- CASAQUIN, s. m. Le corps humain,—dans l'argot du peuple.
Sauter ou tomber sur le casaquin à quelqu'un. Battre quelqu'un, le rouer de coups.
Avoir quelque chose dans le casaquin. Être inquiet, tourmenté par un projet ou par la maladie.
- CASCADE, s. f. Plaisanterie; manque de parole,—chute de promesse.
- CASCADES, s. f. pl. Fantaisies bouffonnes, inégalités grotesques, improvisations fantasques,—dans l'argot des coulisses.
- CASCADEUSE, s. f. Fille ou femme qui,—dans l'argot des faubouriens,—laisse continuellement la clé sur la porte de son cœur, où peuvent entrer indifféremment le coiffeur et l'artiste, le caprice et le protecteur.
- CASCARET, s. m. Homme sans importance, de mine malheureuse ou d'apparence chétive. Argot du peuple.
- CASE, s. f. Maison, logement quelconque,—dans l'argot du peuple, qui parle latin sans le savoir.
Le patron de la case. Le maître de la maison, d'un établissement quelconque; le locataire d'une boutique, d'un logement.
- CASIMIR, s. m. Gilet,—dans le même argot.
- CASQUE, s. m. Chapeau,—dans l'argot des faubouriens, pour qui c'est le mâle de casquette.
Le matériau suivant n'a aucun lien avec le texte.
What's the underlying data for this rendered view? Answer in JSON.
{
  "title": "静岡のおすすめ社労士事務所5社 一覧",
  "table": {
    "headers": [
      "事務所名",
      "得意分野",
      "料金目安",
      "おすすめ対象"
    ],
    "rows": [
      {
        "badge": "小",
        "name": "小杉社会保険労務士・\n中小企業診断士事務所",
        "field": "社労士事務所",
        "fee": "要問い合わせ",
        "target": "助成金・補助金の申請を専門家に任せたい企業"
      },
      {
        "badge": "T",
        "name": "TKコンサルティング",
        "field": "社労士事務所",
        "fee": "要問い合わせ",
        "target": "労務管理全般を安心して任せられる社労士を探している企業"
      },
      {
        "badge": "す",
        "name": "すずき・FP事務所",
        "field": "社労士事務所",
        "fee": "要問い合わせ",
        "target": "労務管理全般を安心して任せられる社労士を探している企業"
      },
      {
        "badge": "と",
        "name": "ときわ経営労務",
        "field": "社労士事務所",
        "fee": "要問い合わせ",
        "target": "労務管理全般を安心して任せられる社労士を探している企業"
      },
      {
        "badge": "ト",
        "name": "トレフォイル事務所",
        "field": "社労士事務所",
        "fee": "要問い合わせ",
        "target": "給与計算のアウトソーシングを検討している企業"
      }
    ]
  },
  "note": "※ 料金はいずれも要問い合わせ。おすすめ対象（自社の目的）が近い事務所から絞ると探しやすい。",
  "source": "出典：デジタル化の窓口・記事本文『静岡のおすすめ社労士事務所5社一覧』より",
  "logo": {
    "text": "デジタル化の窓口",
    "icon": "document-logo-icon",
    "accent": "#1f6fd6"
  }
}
Casque-à-mèche. Bonnet de coton.
- CASQUE, s. m. Effronterie, aplomb, blague du charlatan.
Avoir du casque, c'est-à-dire parler avec la faconde de Mangin.
- CASQUE (Avoir son), v. a. Être complètement gris,—ce qui amène naturellement une violente migraine, celle que les médecins appellent galea, parce qu'elle vous coiffe comme avec un casque.
- CASQUER, v. n. Payer,—dans l'argot des filles et des voleurs, qui, comme Bélisaire, vous tendent leur casque, avec prière—armée—de déposer votre offrande dedans.